Namun berkaitan dengan masalah ini pihak PT. Semen Indonesia menawarkan solusi.
Pada amdal nya pihak pabrik semen akan merekrut warga sekitar untuk bekerja
dengannya. Padahal perekrutan hanya berjumlah ratusan dan itu pun hanya pada
masa rekonstruksi. Setelah masa rekonstruksi selesai warga dikembalikan. Hal
tersebut membuat warga dengan jelas menolak pendirian pabrik tersebut.

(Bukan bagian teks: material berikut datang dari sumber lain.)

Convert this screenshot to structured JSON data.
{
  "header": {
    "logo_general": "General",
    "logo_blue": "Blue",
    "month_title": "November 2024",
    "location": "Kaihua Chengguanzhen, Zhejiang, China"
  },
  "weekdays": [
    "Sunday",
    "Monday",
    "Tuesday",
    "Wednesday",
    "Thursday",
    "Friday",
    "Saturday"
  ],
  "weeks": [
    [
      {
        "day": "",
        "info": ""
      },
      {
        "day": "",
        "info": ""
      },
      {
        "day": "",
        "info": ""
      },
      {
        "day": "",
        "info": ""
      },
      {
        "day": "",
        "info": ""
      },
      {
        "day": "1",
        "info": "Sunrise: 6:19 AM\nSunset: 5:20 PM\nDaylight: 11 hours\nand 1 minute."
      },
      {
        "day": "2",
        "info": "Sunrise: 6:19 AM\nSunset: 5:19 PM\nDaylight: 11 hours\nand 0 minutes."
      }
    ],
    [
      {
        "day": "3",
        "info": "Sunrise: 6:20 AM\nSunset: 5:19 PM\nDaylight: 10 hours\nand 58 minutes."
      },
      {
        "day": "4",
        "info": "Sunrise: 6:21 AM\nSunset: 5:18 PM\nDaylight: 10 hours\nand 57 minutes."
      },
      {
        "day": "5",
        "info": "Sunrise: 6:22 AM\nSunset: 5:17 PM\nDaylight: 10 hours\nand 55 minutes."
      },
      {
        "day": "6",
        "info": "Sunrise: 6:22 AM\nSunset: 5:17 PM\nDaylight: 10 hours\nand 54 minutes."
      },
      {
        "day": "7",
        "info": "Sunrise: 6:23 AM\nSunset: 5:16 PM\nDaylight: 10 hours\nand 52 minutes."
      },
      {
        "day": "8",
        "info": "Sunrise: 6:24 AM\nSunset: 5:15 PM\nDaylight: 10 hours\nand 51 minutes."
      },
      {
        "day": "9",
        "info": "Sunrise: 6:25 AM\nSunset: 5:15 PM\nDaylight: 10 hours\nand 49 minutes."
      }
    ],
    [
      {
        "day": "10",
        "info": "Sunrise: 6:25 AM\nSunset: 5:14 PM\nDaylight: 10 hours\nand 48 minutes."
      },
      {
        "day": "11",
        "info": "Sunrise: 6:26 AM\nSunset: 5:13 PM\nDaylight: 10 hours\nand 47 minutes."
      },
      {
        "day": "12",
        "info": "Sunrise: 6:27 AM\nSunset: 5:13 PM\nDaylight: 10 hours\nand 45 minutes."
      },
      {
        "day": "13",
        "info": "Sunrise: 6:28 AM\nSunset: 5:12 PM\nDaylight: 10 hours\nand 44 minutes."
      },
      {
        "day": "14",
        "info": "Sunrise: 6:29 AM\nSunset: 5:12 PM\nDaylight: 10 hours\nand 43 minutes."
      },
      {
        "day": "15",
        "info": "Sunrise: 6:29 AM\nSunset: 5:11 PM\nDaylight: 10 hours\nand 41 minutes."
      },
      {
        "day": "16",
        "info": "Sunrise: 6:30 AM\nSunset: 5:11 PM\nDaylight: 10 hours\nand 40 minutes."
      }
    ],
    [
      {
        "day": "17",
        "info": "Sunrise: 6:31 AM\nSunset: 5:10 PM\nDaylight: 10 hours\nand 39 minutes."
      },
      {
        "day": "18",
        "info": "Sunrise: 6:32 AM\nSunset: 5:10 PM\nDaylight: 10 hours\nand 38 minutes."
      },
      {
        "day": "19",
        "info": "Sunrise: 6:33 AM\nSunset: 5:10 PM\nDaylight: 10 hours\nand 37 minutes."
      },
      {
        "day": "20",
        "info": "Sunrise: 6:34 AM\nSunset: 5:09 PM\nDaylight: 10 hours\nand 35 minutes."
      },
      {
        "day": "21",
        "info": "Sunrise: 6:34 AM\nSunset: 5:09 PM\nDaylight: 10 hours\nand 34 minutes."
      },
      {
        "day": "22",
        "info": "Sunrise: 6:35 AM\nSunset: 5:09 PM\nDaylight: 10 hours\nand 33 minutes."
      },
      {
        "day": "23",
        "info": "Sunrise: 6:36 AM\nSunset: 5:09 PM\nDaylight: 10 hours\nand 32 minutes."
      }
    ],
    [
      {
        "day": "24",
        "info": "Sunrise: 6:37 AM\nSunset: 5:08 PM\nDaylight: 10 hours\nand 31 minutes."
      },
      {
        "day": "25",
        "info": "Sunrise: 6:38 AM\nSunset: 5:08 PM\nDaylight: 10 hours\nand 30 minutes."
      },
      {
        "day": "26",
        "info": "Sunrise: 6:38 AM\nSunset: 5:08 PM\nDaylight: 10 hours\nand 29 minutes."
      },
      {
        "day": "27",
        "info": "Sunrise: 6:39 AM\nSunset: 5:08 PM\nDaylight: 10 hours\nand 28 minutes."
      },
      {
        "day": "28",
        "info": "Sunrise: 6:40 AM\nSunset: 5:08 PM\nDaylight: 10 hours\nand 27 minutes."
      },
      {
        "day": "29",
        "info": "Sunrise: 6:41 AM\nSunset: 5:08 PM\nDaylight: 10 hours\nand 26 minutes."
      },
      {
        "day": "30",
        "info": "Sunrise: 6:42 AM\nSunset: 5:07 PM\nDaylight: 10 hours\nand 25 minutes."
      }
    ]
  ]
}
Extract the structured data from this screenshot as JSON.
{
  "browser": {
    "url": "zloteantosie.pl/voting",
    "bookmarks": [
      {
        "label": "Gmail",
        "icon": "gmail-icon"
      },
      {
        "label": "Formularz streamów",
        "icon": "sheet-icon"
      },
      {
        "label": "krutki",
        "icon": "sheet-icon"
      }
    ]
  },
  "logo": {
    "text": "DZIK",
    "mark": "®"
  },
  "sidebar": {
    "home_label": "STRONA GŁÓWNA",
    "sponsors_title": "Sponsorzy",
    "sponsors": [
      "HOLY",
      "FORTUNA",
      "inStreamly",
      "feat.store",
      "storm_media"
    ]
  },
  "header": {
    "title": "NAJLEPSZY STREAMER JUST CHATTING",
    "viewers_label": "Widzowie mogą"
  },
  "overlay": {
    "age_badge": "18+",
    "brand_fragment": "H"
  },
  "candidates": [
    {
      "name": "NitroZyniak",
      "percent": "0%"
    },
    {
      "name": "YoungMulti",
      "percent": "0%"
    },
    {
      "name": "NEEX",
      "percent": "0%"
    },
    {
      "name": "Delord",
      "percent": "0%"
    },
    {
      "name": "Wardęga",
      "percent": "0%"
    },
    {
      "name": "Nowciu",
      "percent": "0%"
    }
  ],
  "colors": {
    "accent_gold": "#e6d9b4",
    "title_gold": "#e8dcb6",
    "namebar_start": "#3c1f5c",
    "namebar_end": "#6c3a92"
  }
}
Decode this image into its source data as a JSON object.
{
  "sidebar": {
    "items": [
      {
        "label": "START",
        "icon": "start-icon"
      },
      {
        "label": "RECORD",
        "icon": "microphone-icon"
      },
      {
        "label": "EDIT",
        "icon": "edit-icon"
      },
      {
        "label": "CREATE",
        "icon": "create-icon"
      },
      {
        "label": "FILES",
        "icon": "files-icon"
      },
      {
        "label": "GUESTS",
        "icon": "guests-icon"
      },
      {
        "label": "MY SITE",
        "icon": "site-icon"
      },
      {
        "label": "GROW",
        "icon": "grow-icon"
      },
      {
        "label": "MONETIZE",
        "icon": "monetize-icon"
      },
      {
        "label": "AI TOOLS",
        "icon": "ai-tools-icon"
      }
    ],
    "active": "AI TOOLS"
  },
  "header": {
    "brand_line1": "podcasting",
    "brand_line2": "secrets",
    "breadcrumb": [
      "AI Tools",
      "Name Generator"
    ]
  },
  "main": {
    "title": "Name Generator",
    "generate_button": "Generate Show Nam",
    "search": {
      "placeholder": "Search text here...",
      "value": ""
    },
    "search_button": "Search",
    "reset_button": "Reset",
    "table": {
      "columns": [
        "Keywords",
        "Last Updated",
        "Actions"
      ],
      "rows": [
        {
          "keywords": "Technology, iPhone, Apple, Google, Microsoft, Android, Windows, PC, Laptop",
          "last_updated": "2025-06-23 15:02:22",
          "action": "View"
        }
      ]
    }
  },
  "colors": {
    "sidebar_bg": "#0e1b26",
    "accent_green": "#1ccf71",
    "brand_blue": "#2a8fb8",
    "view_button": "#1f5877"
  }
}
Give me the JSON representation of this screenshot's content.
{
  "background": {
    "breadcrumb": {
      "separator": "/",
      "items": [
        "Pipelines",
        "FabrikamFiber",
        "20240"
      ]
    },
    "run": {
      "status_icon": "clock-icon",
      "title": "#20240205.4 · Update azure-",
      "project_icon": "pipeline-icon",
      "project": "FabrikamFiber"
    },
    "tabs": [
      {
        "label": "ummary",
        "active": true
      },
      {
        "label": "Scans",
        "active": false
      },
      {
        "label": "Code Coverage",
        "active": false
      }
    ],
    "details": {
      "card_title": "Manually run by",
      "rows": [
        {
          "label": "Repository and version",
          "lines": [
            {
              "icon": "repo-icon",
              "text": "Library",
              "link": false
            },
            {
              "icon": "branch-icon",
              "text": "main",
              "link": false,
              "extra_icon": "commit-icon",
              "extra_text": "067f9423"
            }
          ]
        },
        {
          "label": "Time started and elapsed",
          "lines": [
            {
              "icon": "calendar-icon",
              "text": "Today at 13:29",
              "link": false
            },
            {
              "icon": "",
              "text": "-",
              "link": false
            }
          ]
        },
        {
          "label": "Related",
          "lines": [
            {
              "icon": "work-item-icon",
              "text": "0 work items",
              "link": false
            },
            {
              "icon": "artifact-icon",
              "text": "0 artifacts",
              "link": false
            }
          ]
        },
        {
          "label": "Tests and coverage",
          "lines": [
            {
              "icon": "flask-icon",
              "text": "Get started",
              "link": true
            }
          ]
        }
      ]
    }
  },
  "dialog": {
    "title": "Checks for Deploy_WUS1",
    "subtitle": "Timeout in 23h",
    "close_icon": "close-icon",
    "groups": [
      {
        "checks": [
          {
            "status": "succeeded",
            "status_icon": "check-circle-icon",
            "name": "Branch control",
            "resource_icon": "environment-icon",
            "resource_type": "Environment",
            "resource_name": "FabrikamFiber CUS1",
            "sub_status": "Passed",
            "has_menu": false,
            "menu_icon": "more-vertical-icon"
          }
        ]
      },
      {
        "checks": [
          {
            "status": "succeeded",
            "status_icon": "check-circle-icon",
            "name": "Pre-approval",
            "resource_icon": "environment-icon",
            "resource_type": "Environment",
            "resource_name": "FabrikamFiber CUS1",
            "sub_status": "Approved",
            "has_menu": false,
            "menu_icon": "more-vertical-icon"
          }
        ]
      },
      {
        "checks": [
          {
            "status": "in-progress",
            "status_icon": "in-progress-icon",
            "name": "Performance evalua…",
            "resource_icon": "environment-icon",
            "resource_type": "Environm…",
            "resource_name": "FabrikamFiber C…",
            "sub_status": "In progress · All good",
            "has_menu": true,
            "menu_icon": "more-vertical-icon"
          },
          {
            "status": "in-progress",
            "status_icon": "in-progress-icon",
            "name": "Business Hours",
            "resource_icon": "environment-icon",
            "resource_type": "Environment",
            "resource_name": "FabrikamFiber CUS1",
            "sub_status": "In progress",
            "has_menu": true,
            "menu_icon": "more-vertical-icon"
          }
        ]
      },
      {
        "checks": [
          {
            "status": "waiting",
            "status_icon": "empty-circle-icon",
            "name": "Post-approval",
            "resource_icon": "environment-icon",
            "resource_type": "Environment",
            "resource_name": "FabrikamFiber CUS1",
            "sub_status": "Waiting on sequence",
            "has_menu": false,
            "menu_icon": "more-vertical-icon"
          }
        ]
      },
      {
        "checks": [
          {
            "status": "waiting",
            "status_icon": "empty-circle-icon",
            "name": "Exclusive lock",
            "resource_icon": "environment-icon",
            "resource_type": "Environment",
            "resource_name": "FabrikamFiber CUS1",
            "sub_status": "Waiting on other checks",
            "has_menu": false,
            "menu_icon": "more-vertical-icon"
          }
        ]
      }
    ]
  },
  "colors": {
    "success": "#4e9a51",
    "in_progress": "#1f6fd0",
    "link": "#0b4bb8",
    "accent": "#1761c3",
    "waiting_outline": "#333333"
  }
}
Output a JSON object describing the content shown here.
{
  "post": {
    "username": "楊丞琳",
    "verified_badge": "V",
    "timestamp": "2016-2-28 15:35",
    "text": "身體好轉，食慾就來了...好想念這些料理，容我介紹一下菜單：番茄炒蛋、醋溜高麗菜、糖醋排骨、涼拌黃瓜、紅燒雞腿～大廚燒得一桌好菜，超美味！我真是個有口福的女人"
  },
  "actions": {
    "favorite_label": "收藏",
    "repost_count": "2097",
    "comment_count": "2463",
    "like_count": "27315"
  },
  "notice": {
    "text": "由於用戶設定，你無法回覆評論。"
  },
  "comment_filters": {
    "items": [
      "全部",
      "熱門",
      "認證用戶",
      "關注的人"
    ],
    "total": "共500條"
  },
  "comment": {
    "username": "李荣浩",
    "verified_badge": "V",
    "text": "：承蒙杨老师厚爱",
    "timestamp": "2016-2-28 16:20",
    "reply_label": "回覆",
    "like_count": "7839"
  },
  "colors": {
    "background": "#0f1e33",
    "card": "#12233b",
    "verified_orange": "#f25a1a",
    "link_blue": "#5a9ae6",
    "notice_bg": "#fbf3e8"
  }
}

Yang terakhir aspek sosial, diaman aspek ini menjelaskan tentang dampak
sosial yang ditimbulkan dari pembangunan pabrik semen Indonesia. Konflik yang
diakibatkan oleh perbedaan pendapat menyikapi pembangunan pabrik Semen
Indonesia di wilayah Kecamatan Gunem membawa efek yang besar dalam kehidupan
masyarakat setempat, khususnya masyarakat Desa Tegaldowo dan Timbrangan.
Berbagai perubahan terjadi terutama pada pola hubungan sosial antara masyarakat
pendukung dan penolak pembangunan pabrik. Salah satu bentuk nyata perubahan ini
terlihat ketika salah satu masyarakat baik pendukung maupun penolak pembangunan
pabrik menyelenggarakan acara atau yang lebih dikenal dengan sebutan hajatan.